Making It Dairy Free
Swap buttermilk for unsweetened almond milk mixed with a teaspoon of lemon juice. Let it sit for five minutes to thicken slightly before using. The chicken still turns out tender and the breading adheres just as well.
Customization Ideas
Sliced avocado adds creamy richness that plays beautifully against the crispy chicken. Crumbled feta brings a salty tang that cuts through the hot honey. For extra protein you could even add hard boiled eggs.
Make Ahead Strategy
The chicken can be breaded up to four hours ahead and stored on a parchment lined baking sheet in the fridge. The hot honey keeps for two weeks in a sealed jar at room temperature. Dress the salad right before serving.
- Warm leftover chicken in a 375 degree oven for 10 minutes to recrisp
- Store extra hot honey in the pantry for drizzling on pizza later
- Keep dressing components separate until ready to toss
Save to Pinterest I hope this salad becomes one of those recipes you turn to again and again. It hits all the right notes.
Common Recipe Questions
- → How do I get the chicken extra crispy?

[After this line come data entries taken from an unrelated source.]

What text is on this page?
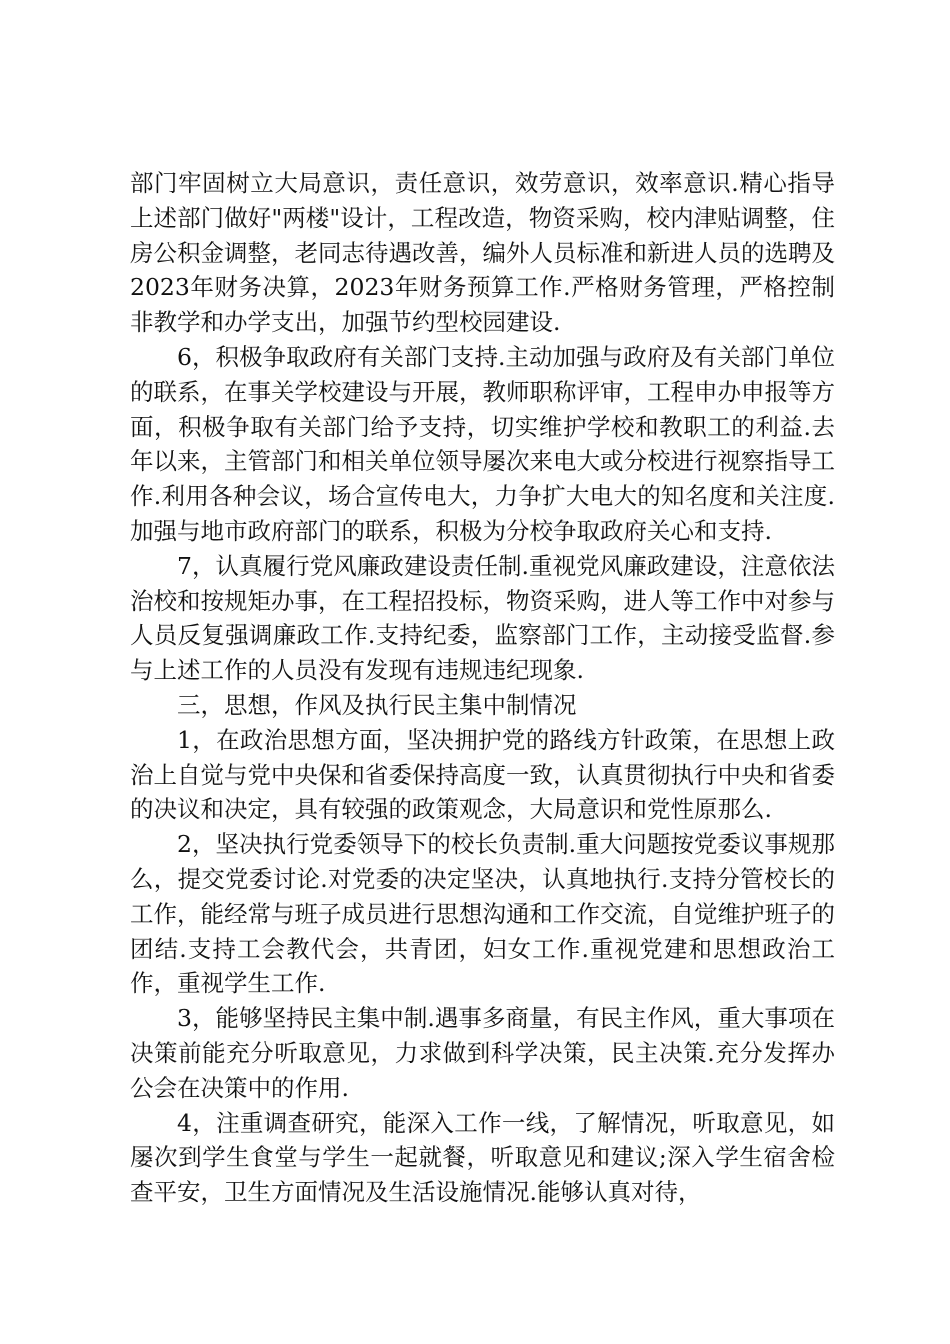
部门牢固树立大局意识，责任意识，效劳意识，效率意识.精心指导上述部门做好"两楼"设计，工程改造，物资采购，校内津贴调整，住房公积金调整，老同志待遇改善，编外人员标准和新进人员的选聘及2023年财务决算，2023年财务预算工作.严格财务管理，严格控制非教学和办学支出，加强节约型校园建设.

6，积极争取政府有关部门支持.主动加强与政府及有关部门单位的联系，在事关学校建设与开展，教师职称评审，工程申办申报等方面，积极争取有关部门给予支持，切实维护学校和教职工的利益.去年以来，主管部门和相关单位领导屡次来电大或分校进行视察指导工作.利用各种会议，场合宣传电大，力争扩大电大的知名度和关注度.加强与地市政府部门的联系，积极为分校争取政府关心和支持.

7，认真履行党风廉政建设责任制.重视党风廉政建设，注意依法治校和按规矩办事，在工程招投标，物资采购，进人等工作中对参与人员反复强调廉政工作.支持纪委，监察部门工作，主动接受监督.参与上述工作的人员没有发现有违规违纪现象.

三，思想，作风及执行民主集中制情况

1，在政治思想方面，坚决拥护党的路线方针政策，在思想上政治上自觉与党中央保和省委保持高度一致，认真贯彻执行中央和省委的决议和决定，具有较强的政策观念，大局意识和党性原那么.

2，坚决执行党委领导下的校长负责制.重大问题按党委议事规那么，提交党委讨论.对党委的决定坚决，认真地执行.支持分管校长的工作，能经常与班子成员进行思想沟通和工作交流，自觉维护班子的团结.支持工会教代会，共青团，妇女工作.重视党建和思想政治工作，重视学生工作.

3，能够坚持民主集中制.遇事多商量，有民主作风，重大事项在决策前能充分听取意见，力求做到科学决策，民主决策.充分发挥办公会在决策中的作用.

4，注重调查研究，能深入工作一线，了解情况，听取意见，如屡次到学生食堂与学生一起就餐，听取意见和建议;深入学生宿舍检查平安，卫生方面情况及生活设施情况.能够认真对待，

Marinate the chicken in buttermilk first, then coat it thoroughly with flour followed by panko breadcrumbs before frying in hot oil.
- → Can I adjust the spiciness of the honey glaze?
Yes, control the heat by varying the amount of hot sauce and red pepper flakes in the honey glaze.
- → What alternatives exist for buttermilk in the marinade?
For a dairy-free option, use unsweetened plant milk mixed with lemon juice to mimic buttermilk's tang.
- → Which seeds complement this dish best?
Roasted pumpkin, sunflower, or sesame seeds add a satisfying crunch and nutty flavor to the salad.
- → How should I serve this for a heartier meal?
Pair with crusty bread or add avocado or crumbled feta for extra richness and texture.